Sunday, December 14, 2008

Leadership & High Anxiety

As we near the time which observes the birth of the Son of God, I rejoice. At the same time, on occasion I’m flummoxed. Jesus just plain didn’t give us a lot of clarity on important things. Yes, we know he is the savior of the world, he certainly modeled and taught extraordinary love. On the other hand Jesus did not leave us with the 10 steps to abundant living or the top 5 practices that will guarantee happiness. Buddha made it easy, follow the Noble Eightfold Path and find enlightenment. Mohammed was clearer still – practice the Five Pillars of Islam. Granted, the good news of salvation through faith in Christ as a gift from God leading to a life of love is about as simple as it gets. But in this simplicity is the real difficulty. It’s ambiguous (in fact, this is a real complaint by Muslims against Christianity – too easy to interpret the faith in too many different ways).

In reality, however, Jesus is the ultimate model of excellent leadership. There is a temptation in times of high anxiety and stress (as had been first century Palestine and 21st century America – and really just about every era and place if you study history) to look to the guru with the clear, simple idea that saves the day. The leader people want is she who can promise a fix, quick is better, simple is best, to whatever ails us. The leader people need is she who can distinguish between technical and adaptive challenges, and provide the framework in which people learn to face hard realities, adapting their behaviors and attitudes for greater health.

There are two basic situations that require two different kinds of leadership. First, a technical problem requires technical leadership. Some situations have a technical solution, and clear leadership with 3 easy steps is exactly the kind of response that is necessary. My car is broken (situation), what must be done? The mechanic (in this situation, the leader of choice) will diagnose the problem (spark plugs need to be replaced) and fix it (replace the spark plugs). Most of the situations Jesus dealt with, and with which those who pastor churches or lead board and committees deal with, are not merely technical problems.

Second, an adaptive problem requires adaptive leadership. Sometimes, identifying the problem is not simple (why is my church declining?) for even the most expert of leaders, nor is identifying the solution (is it prayer, evangelism, worship style, discipleship, demographic??). It is maladaptive and unhelpful for leaders to provide easy answers. It is equally unhelpful for those seeking to be led to expect all the answers to flow from the point guru (or senior pastor). In adaptive leadership, the leader and those being led must covenant together to learn how to identify the real problems and their solutions. In a technical situation, the leader with the know-how should provide the easy solution, but in an adaptive situation the leader must assist those being led to grow and learn together how best to change under the circumstances.

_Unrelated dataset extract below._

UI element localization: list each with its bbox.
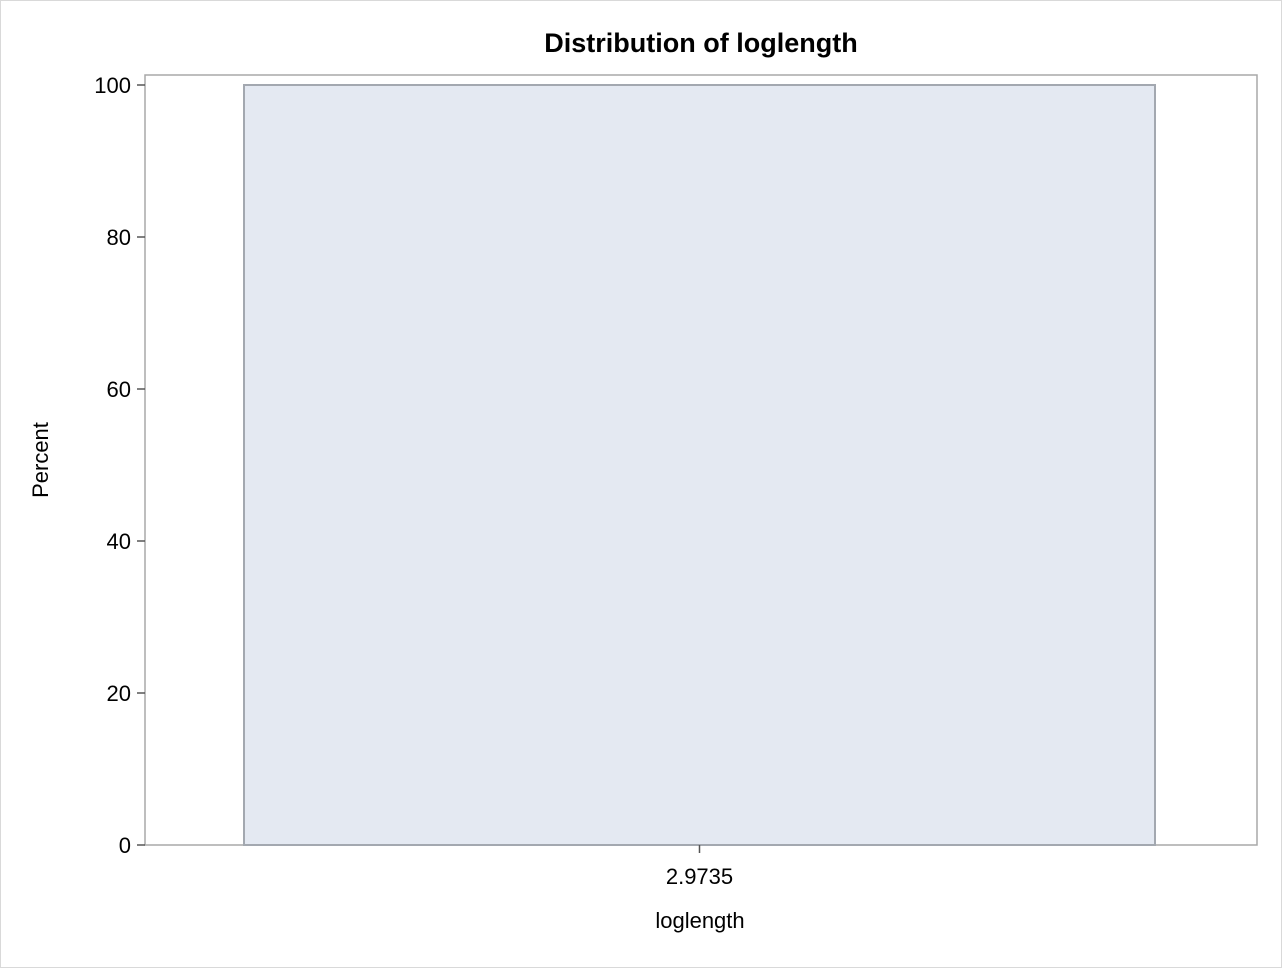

Jesus said, “Come follow me,” and “take my yoke upon you and learn from me.” That was an adaptive invitation. God invites us into the God-life which provides no easy answers, but an invitation to continual growth, continual learning, continual facing of our own weaknesses and submitting them continually to the abundant grace of God. Indeed, how amazing it is that the God-Man would be born of woman, and by virtue of this entry into our lives, need to grow in stature and wisdom.

Leaders of the North Central Conference – resist the temptation to jump to easy conclusions about what you and the church you lead must be and do. Above all, resist the temptation, and it is very strong, to need to appear like the man or woman who has all the answers. Instead, keep focused on the Jesus-way, and do the harder and more honest work of keeping your congregation and community focused on the real-life challenges that lie ahead, while providing the environment of mutual love and respect that allows for learning, failing, risking, succeeding, failing and learning some more.

It’s not the 8-fold path or 5-pillars, or 3 things to fix your church forever way of thinking. But perhaps is more authentically the Jesus way of leading.